Gosto de ter raízes, mas não quero perder as asas!

Mochilão é, pra muita gente, a realização de um sonho. O sonho de largar tudo e sair pelo mundo, conhecer um monte de coisas novas e voltar cheio de histórias para contar é tentador. E depois de aventurar-se pela primeira vez, não há quem não vicie na experiência. Quanto mais se faz, mais se quer fazer.

Uma mochila nas costas dá um ar à viagem de que é sempre possível conhecer um novo lugar e colocar mais um alfinete no mapa; mais fotos que só a gente consegue naquela determinada luz, ângulo e momento; mais gente legal para falar via MSN e treinar uma outra língua ou ter onde ficar numa próxima aventura. Mas mais do que isso, a mochila representa a liberdade de seguir pra onde se quer, na hora que se quer, sem precisar ficar num ônibus com um monte de gente ou parar a toda hora na lojinha do 'amigo' do guia. Você sai pra passear no seu horário porque gosta mais do sol batendo contra o Louvre, do que a favor, porque mais tarde a Piazza di Spagna lota de gente e aí sente-se mais a vida do local, ou porque prefere curtir a vida noturna da cidade e acordar mais tarde no dia seguinte.

Um mochileiro tem liberdade para explorar melhor, com mais tempo e à sua maneira, os aspectos culturais, geográficos e sociais como nenhum outro viajante. Claro que para isso é preciso ser coerente... nada de 4 cidades em um dia. É preciso pesquisar, 'namorar' os destinos a serem visitados. Assim o enriquecimento cultural que essa viagem traz será imenso!

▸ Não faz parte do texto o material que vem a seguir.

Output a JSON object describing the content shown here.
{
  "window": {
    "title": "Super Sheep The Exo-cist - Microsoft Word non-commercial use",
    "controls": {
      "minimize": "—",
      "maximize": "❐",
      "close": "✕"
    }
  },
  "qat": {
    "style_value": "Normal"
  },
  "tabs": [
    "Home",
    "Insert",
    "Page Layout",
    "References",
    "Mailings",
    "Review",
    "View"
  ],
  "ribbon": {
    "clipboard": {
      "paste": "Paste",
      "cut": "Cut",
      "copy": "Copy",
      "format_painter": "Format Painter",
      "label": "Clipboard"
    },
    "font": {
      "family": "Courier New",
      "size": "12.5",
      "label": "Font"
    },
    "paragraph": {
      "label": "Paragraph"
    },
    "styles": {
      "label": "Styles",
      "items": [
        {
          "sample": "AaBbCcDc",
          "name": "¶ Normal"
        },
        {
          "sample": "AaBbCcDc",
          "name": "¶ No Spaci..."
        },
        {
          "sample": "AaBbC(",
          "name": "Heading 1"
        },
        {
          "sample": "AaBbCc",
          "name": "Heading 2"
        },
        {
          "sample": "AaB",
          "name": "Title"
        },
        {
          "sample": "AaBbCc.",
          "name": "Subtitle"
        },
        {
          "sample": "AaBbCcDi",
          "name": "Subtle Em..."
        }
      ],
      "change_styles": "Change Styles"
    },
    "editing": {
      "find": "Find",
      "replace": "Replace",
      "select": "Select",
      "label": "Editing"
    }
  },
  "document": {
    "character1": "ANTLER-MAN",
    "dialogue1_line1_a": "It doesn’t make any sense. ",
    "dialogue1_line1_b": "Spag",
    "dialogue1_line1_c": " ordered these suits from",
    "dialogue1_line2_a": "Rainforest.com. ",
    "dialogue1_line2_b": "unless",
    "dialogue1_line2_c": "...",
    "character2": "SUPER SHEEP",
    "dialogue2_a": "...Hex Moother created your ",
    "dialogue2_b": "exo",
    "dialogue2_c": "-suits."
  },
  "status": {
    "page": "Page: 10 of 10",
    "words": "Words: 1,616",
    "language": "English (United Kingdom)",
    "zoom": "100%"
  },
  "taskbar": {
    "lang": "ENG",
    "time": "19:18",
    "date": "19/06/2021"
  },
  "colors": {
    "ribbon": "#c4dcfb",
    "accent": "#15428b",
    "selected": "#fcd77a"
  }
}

Explore o destino mais próximo aos nativos, conhecendo de verdade seus costumes e gostos. Pegue o metrô, alugue uma bike e pedale pelas praças. Vá com tudo naquele restaurante escondidinho ou boteco que comentaram com você, onde a cozinha é pilotada pela mesma família há gerações. A dica é fugir do tradicional oferecido numa excursão, onde os pontos de parada são 100% turísticos e há pouca interação com o povo local.

Paella tem muito açafrão e comida mexicana tem muita pimenta mesmo! E são essas particularidades que só um mochileiro 'desbravador' conhece. Impossível experimentar a comida local, por exemplo, se o viajante freqüenta restaurantes indicados para agradar ao paladar internacional. Qual é? Vai fundo e volta pra contar o quanto ardeu aquela primeira garfada do chilli, mas que a última deixou gostinho de quero mais!

Conhecer outros destinos chega a ser uma grande quebra de paradigma. Hábitos, pontos de vista e opiniões voltam completamente diferentes quando se conhece um novo país e suas cidades, desde as mais movimentadas até as pequeninas do interior. A verdade é que um mochilão é uma grande ousadia! De desbravar, de perguntar, de querer ver. É o momento de fazer novos amigos, ter novas idéias, aprender a ver o mundo com outros olhos. Os de quem foi, viu e fez acontecer. É aprender com o mundo de um jeito diferente a cada nova aventura. É como entrar num livro de história, só que de um jeito lúdico e único. É fazer do seu jeito.